Researchers in California and the Netherlands believe they are now a “step closer” to meeting this objective.
By putting the new antibody together with one they discovered two years ago, they hope to make a vaccine that protects against the vast majority of strains.
It would not only stop people catching a virus, they say, but also neutralise it in those already infected – extremely useful in a situation like the swine flu pandemic of 2009.
The NHS spends about £100 million on vaccinating people against flu every year, so a one-off jab that provided good protection could save it a lot of money.
It would also save numerous lives: while official estimates put the annual death toll in the UK at about 500, many virologists think that is a gross underestimate.
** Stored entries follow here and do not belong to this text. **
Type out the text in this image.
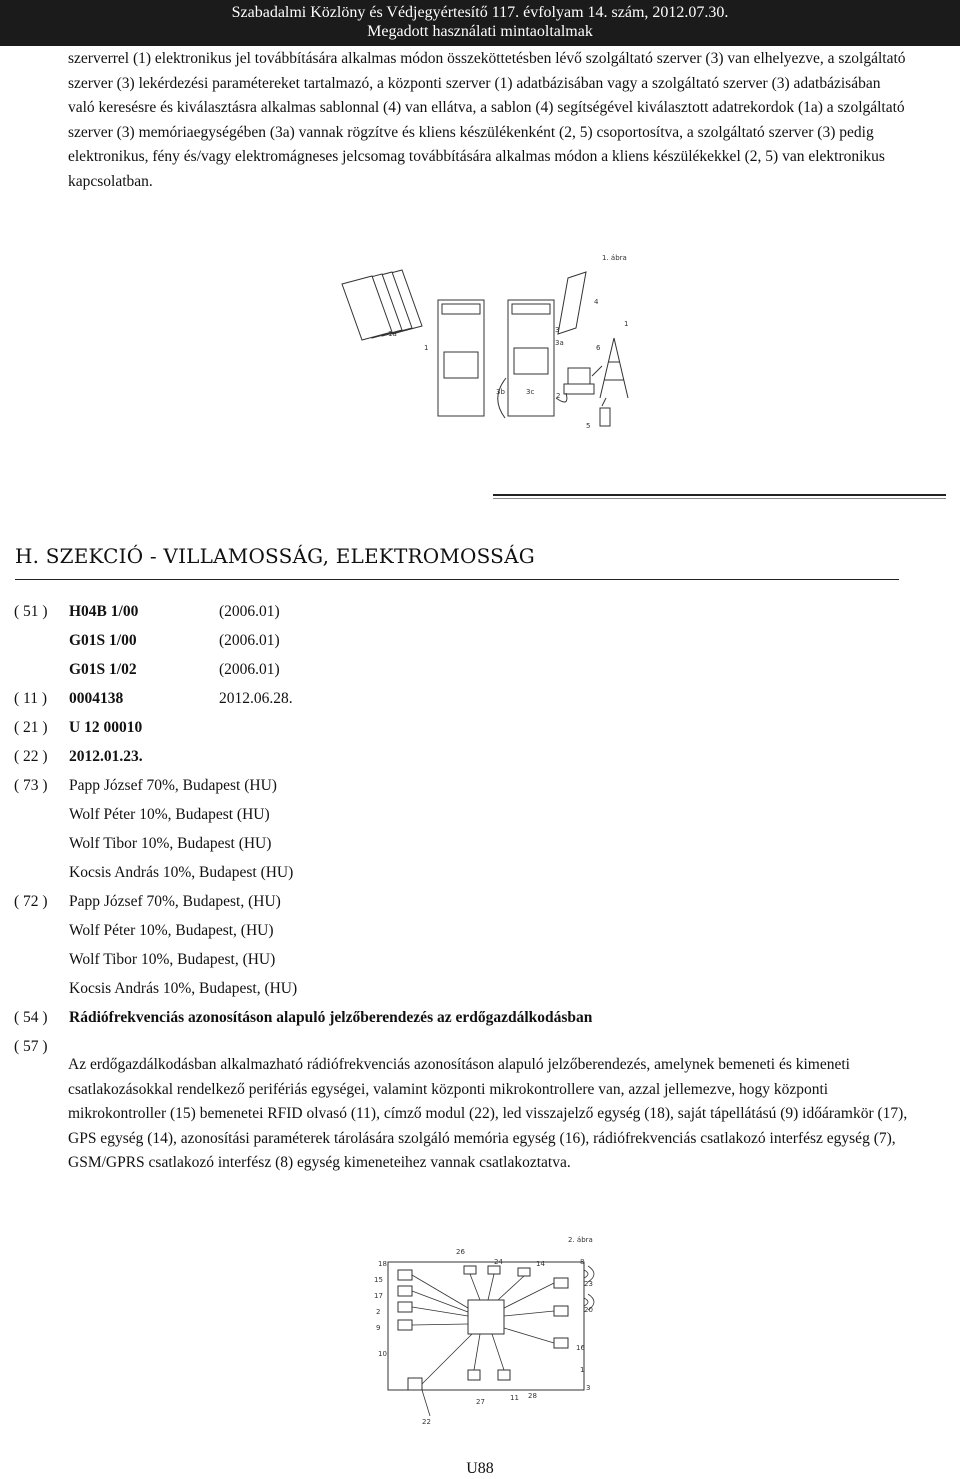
Szabadalmi Közlöny és Védjegyértesítő 117. évfolyam 14. szám, 2012.07.30.
Megadott használati mintaoltalmak
szerverrel (1) elektronikus jel továbbítására alkalmas módon összeköttetésben lévő szolgáltató szerver (3) van elhelyezve, a szolgáltató szerver (3) lekérdezési paramétereket tartalmazó, a központi szerver (1) adatbázisában vagy a szolgáltató szerver (3) adatbázisában való keresésre és kiválasztásra alkalmas sablonnal (4) van ellátva, a sablon (4) segítségével kiválasztott adatrekordok (1a) a szolgáltató szerver (3) memóriaegységében (3a) vannak rögzítve és kliens készülékenként (2, 5) csoportosítva, a szolgáltató szerver (3) pedig elektronikus, fény és/vagy elektromágneses jelcsomag továbbítására alkalmas módon a kliens készülékekkel (2, 5) van elektronikus kapcsolatban.
1. ábra
1a
1
3
3a
4
6
1
3b	3c	2
5
H. SZEKCIÓ - VILLAMOSSÁG, ELEKTROMOSSÁG
( 51 ) H04B 1/00	(2006.01)
G01S 1/00	(2006.01)
G01S 1/02	(2006.01)
( 11 ) 0004138	2012.06.28.
( 21 ) U 12 00010
( 22 ) 2012.01.23.
( 73 ) Papp József 70%, Budapest (HU)
Wolf Péter 10%, Budapest (HU)
Wolf Tibor 10%, Budapest (HU)
Kocsis András 10%, Budapest (HU)
( 72 ) Papp József 70%, Budapest, (HU)
Wolf Péter 10%, Budapest, (HU)
Wolf Tibor 10%, Budapest, (HU)
Kocsis András 10%, Budapest, (HU)
( 54 ) Rádiófrekvenciás azonosításon alapuló jelzőberendezés az erdőgazdálkodásban
( 57 )
Az erdőgazdálkodásban alkalmazható rádiófrekvenciás azonosításon alapuló jelzőberendezés, amelynek bemeneti és kimeneti csatlakozásokkal rendelkező perifériás egységei, valamint központi mikrokontrollere van, azzal jellemezve, hogy központi mikrokontroller (15) bemenetei RFID olvasó (11), címző modul (22), led visszajelző egység (18), saját tápellátású (9) időáramkör (17), GPS egység (14), azonosítási paraméterek tárolására szolgáló memória egység (16), rádiófrekvenciás csatlakozó interfész egység (7), GSM/GPRS csatlakozó interfész (8) egység kimeneteihez vannak csatlakoztatva.
2. ábra
26
18	24	14	8
15	23
17
20
2
9
16
10
1
3
27	11 28
22
U88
Ian Wilson, professor of structural biology at the Scripps Research Institute in La Jolla, California, said a vaccine containing the two antibodies had “the potential to protect people against most influenza viruses”.
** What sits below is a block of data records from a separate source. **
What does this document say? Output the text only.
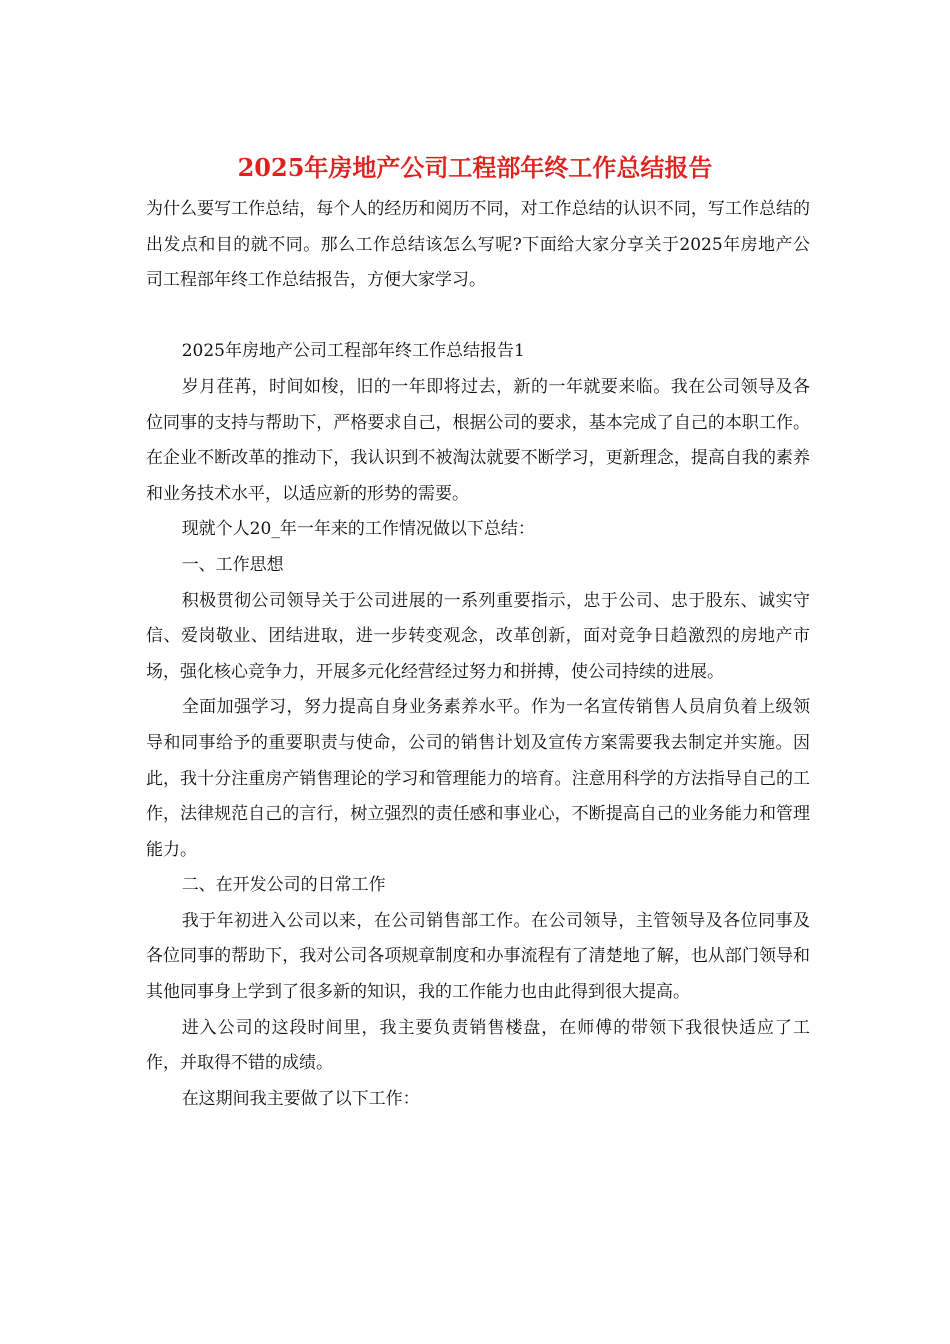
2025年房地产公司工程部年终工作总结报告

为什么要写工作总结，每个人的经历和阅历不同，对工作总结的认识不同，写工作总结的出发点和目的就不同。那么工作总结该怎么写呢?下面给大家分享关于2025年房地产公司工程部年终工作总结报告，方便大家学习。

2025年房地产公司工程部年终工作总结报告1

岁月荏苒，时间如梭，旧的一年即将过去，新的一年就要来临。我在公司领导及各位同事的支持与帮助下，严格要求自己，根据公司的要求，基本完成了自己的本职工作。在企业不断改革的推动下，我认识到不被淘汰就要不断学习，更新理念，提高自我的素养和业务技术水平，以适应新的形势的需要。

现就个人20_年一年来的工作情况做以下总结：

一、工作思想

积极贯彻公司领导关于公司进展的一系列重要指示，忠于公司、忠于股东、诚实守信、爱岗敬业、团结进取，进一步转变观念，改革创新，面对竞争日趋激烈的房地产市场，强化核心竞争力，开展多元化经营经过努力和拼搏，使公司持续的进展。

全面加强学习，努力提高自身业务素养水平。作为一名宣传销售人员肩负着上级领导和同事给予的重要职责与使命，公司的销售计划及宣传方案需要我去制定并实施。因此，我十分注重房产销售理论的学习和管理能力的培育。注意用科学的方法指导自己的工作，法律规范自己的言行，树立强烈的责任感和事业心，不断提高自己的业务能力和管理能力。

二、在开发公司的日常工作

我于年初进入公司以来，在公司销售部工作。在公司领导，主管领导及各位同事及各位同事的帮助下，我对公司各项规章制度和办事流程有了清楚地了解，也从部门领导和其他同事身上学到了很多新的知识，我的工作能力也由此得到很大提高。

进入公司的这段时间里，我主要负责销售楼盘，在师傅的带领下我很快适应了工作，并取得不错的成绩。

在这期间我主要做了以下工作：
Both work by binding to small, unchanging sites on the “envelopes” that cover flu viruses.
These protective layers are studded with mushroom-shaped proteins that attract the attention of the body’s immune system.
This leaves the virus to spread relatively unimpeded, to start with at least.
What makes flu viruses particularly tricky is that these proteins evolve rapidly, so a vaccine that works one year might be redundant the next.
However, scientists from Scripps and Crucell, a Dutch pharmaceutical company, have found that viruses also contain common elements which vary much less.
Antibodies that lock on to these “binding sites” – technically called epitopes – should therefore be able to work year in, year out.
Damian Ekiert, a graduate student at Scripps who has been working with Prof Wilson, explained: “The major goal of this research has been to find and attack relatively unvarying and functionally important structures on flu viruses.”
Two years ago the team identified the antibody CR6261, which in mice has been proven to work against about half of flu viruses, including those from the H1 family.
Such strains were responsible both for the Spanish flu of 1918-19, estimated to have killed up to 50 million people worldwide, and the recent swine flu pandemic.
Now they have found another antibody, CR8020, which appears to work against H3 and H7 strains.
Their work has been published in the journal Science Express.
Human trials of a vaccine based on the former are due to start soon; those on the latter are being planned.
Prof Wilson said that if they both worked separately they could be put into a combined vaccine that not only acted as a prophylactic but also a “fast-acting therapy” against epidemic or pandemic strains.
He said: “The ultimate goal is an active vaccine that elicits a robust, long-term antibody response against those vulnerable epitopes; but developing that is going to be a challenging task.”
Using antibodies is only one approach to developing a universal flu vaccine.
Other groups are looking at alternatives, such as “priming” the body’s immune system with a “base” of influenza DNA.